I’ve been reading Bounce, The Myth of Talent and the Power of Practice by Matthew Syed, former British number 1 table tennis player. With ten thousand hours of ‘purposeful practice’, you can be really good at anything. Excellence is all about interest, motivation and commitment.

When I go cycling with my sporty friends, I always lag behind. We were discussing heart rates the other day. I reckoned mine had been about 120 beats per minute throughout the ride. My friend Simon, who has a heart rate monitor, doubted I’d been working with quite such low intensity. After we’d ridden through the next village, and he’d waited for me to catch up, his heart rate was still 150 beats per minute, showing he’d been working hard. Mine, after a minute’s rest, was 101.

I prefer not to push myself because it puts me on a wrong path. In the sentence I’ve quoted above, the path to mediocrity sounds dream-like to me, like an empty swimming pool on a hot day.

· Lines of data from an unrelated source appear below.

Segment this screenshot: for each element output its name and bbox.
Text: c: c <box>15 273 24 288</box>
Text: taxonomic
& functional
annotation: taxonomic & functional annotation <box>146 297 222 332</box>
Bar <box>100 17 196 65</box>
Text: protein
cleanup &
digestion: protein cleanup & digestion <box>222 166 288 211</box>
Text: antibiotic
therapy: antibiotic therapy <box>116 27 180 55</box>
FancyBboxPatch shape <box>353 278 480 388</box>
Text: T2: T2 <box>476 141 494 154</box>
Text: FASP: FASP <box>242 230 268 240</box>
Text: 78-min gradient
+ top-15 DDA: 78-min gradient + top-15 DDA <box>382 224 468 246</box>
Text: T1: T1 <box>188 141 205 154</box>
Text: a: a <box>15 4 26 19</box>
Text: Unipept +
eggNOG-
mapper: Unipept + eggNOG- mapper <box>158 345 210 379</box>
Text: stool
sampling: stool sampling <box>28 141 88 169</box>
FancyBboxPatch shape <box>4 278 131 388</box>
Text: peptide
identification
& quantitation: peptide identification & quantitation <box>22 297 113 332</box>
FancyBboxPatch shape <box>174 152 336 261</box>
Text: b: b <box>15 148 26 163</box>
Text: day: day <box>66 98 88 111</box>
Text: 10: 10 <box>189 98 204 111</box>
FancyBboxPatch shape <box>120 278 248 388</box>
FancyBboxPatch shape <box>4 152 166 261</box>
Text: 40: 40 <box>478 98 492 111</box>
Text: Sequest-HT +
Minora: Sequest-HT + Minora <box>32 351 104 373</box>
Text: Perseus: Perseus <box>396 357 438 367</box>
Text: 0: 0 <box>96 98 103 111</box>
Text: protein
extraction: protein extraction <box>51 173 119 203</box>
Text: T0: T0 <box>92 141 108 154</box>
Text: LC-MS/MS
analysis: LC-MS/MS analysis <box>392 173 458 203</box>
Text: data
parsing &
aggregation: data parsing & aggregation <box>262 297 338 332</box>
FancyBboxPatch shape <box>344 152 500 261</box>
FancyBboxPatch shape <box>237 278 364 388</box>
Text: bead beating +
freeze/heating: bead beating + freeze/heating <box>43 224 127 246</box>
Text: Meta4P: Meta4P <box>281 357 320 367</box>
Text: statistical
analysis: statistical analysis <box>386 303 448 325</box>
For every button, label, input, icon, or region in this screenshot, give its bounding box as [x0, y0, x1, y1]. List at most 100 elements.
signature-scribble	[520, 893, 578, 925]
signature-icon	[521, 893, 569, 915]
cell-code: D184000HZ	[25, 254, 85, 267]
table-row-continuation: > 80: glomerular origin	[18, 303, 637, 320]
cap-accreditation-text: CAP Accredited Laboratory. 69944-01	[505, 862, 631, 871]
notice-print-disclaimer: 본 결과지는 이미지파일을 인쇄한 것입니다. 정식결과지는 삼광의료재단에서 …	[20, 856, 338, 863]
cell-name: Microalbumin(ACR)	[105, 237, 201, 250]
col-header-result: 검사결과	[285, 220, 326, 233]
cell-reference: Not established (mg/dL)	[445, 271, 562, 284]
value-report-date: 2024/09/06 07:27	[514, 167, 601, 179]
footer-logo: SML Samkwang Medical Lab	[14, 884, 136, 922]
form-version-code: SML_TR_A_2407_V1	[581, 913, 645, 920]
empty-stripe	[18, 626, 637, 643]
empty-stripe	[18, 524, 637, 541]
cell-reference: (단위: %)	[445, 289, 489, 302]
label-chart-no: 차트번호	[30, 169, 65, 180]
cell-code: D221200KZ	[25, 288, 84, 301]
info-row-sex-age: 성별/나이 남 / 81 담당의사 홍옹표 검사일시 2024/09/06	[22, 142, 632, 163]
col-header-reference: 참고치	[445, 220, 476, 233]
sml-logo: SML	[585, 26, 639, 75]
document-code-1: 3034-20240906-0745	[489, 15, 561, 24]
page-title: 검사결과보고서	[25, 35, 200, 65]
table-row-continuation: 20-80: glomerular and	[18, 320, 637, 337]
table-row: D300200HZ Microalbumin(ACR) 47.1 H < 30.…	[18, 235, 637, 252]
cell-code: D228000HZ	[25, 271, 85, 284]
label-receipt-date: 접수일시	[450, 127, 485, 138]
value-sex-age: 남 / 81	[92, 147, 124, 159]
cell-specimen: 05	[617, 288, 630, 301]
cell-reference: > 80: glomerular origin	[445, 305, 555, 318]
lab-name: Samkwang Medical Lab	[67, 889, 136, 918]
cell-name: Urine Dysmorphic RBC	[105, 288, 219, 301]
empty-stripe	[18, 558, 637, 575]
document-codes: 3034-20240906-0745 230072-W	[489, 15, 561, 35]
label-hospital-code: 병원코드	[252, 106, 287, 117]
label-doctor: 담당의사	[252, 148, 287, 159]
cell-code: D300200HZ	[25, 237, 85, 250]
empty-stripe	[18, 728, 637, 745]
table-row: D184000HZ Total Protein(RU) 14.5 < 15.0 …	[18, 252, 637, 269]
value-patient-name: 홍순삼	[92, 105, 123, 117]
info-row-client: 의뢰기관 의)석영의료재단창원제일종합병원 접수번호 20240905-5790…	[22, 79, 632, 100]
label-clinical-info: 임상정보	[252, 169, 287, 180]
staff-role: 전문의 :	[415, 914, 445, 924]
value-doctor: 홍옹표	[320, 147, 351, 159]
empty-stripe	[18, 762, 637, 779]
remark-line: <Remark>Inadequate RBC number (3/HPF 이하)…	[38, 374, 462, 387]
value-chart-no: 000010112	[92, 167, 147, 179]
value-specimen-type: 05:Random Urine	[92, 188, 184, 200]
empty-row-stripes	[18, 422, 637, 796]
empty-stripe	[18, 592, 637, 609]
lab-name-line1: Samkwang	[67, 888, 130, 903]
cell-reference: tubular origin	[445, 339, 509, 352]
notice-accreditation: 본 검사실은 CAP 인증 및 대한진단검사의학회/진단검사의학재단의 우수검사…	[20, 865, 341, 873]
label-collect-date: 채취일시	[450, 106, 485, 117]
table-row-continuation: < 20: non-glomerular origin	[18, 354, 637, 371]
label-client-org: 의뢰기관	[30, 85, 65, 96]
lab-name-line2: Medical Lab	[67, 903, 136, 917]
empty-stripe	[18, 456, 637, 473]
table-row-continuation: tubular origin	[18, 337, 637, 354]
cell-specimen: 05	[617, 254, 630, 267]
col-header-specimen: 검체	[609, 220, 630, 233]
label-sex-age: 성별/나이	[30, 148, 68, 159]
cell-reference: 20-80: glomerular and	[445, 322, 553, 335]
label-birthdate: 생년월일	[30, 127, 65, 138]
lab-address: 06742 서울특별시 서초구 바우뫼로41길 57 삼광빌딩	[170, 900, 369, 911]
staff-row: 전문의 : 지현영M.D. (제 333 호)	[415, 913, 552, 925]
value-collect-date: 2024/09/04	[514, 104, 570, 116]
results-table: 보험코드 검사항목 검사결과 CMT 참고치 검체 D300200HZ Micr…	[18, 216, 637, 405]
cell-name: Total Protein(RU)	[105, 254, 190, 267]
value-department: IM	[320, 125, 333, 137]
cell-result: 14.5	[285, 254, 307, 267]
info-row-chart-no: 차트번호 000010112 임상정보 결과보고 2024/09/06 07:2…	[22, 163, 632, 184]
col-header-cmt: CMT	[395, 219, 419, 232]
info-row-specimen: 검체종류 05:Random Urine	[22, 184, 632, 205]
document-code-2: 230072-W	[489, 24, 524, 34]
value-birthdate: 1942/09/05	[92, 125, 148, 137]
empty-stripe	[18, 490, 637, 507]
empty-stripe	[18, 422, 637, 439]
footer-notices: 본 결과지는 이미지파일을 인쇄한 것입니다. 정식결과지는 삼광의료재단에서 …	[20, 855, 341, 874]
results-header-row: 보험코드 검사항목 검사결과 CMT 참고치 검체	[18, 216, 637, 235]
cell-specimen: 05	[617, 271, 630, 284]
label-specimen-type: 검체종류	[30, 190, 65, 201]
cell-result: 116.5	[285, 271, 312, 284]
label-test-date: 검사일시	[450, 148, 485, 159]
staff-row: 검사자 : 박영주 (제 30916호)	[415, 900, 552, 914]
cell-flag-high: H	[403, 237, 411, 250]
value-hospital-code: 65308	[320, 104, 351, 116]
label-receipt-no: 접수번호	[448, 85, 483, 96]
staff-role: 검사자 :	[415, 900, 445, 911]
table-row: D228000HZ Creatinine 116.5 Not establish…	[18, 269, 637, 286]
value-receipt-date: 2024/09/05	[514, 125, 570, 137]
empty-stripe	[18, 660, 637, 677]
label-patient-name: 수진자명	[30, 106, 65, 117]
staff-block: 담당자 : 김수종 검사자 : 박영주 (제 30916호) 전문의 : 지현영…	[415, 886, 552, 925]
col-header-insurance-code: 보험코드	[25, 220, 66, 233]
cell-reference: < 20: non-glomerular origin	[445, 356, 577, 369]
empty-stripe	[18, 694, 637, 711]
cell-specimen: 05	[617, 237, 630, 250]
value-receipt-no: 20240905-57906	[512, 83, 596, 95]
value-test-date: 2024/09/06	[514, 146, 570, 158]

I’ve worked with lots of adults and children who’ve struggled with learning to swim, as well as plenty who’ve found the process easy and smooth. Strugglers, generally, are held back from learning new skills by something which restricts their breathing, makes them stiffen up instead of moving freely, fidget instead of being still, react instead of listening and waiting, panic instead of thinking. Until this has been addressed, the learner is unlikely to enter any real path to progress, more likely to miss the turning! Instead of working harder and harder to achieve our goals, it seems sensible for some of us to curb our ambitions, find out more about what that something is and learn how to deal with it.

Backing up Matthew Syed’s argument though, from 1999, for a few years, I worked with two children from a high achieving school in Oxford. They started off as complete non-swimmers aged about 6 and kept coming till they were 9 or 10. Their mums seemed to enjoy bringing them but showed a commitment to the project that Cheryl and I have never mustered with our own kids. When the lessons came to an end, they were beautiful swimmers, balanced and smooth, at one with the water. They looked like naturals and were very comfortable in the pool but all that good coordination had been learned and practised conscientiously, over time.

However, after one of the girls had finished second in a gala, her mum asked me about speed. And I didn’t really have an answer. For me it had never been about competitive excellence. The danger in swimming is that excellence can become synonymous with speed. Had speed been my goal with these girls, qualities of grace, flow and enjoyment may not have become so well established.

Anyway for me, ‘cruising along a flat, straight path, with a nice, smooth, steady, almost effortless progression, reaching my destination without stumbling and falling over’, is the aim. And that’s the path I encourage people to swim along.